Qu’elle ait été volontaire ou non, l’erreur manifeste des défendeurs a contraint la SARL [Adresse 4] à agir en justice pour préserver ses droits. Parties perdantes, M. et Mme [X] seront donc condamnés in solidum à verser à la SARL MAISON VAUCHELET, sur le fondement de l’article 700 du Code de procédure civile, une somme que l’équité commande de fixer à 2.000 euros.
Aux termes de l’article 514 du Code civil, « les décisions de première instance sont de droit exécutoires à titre provisoire à moins que la loi ou la décision rendue n’en dispose autrement ».
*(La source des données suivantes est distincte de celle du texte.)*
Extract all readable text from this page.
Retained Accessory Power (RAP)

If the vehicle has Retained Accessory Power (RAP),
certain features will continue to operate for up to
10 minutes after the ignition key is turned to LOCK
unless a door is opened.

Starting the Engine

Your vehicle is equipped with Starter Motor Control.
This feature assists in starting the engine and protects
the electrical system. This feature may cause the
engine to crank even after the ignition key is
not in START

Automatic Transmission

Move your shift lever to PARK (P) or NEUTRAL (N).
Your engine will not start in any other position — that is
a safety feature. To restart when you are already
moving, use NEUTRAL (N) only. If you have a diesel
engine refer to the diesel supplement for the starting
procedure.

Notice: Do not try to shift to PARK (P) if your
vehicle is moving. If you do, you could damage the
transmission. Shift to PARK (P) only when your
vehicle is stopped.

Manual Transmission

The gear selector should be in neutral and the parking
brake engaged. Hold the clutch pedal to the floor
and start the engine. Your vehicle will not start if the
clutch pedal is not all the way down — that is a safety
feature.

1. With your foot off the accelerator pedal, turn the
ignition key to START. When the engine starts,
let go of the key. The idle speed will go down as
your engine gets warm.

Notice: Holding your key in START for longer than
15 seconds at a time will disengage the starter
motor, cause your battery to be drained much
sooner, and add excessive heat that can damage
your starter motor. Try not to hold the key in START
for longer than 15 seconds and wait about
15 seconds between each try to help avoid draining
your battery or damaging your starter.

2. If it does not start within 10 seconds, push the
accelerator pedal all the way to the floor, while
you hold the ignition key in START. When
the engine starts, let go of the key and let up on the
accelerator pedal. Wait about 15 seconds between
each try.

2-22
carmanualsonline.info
Il sera par conséquent rappelé que le présent jugement est assorti de plein droit de l’exécution provisoire.
PAR CES MOTIFS
Le tribunal, statuant après audience publique, par jugement contradictoire rendu en premier ressort par mise à disposition au greffe de la juridiction,
ANNULE le commandement de payer délivré par M. [K] [X] et Mme [V] [I] épouse [X] à la SARL [Adresse 4] le 6 octobre 2023 ;
CONDAMNE in solidum M. [K] [X] et Mme [V] [I] épouse [X] à verser à la SARL MAISON VAUCHELET la somme de 2.000 euros au titre de l’article 700 du Code de procédure civile ;
CONDAMNE in solidum M. [K] [X] et Mme [V] [I] épouse [X] aux dépens ;
RAPPELLE que le présent jugement est assorti de plein droit de l’exécution provisoire.
En foi de quoi le présent jugement a été signé par le Président et le greffier qui a assisté au prononcé.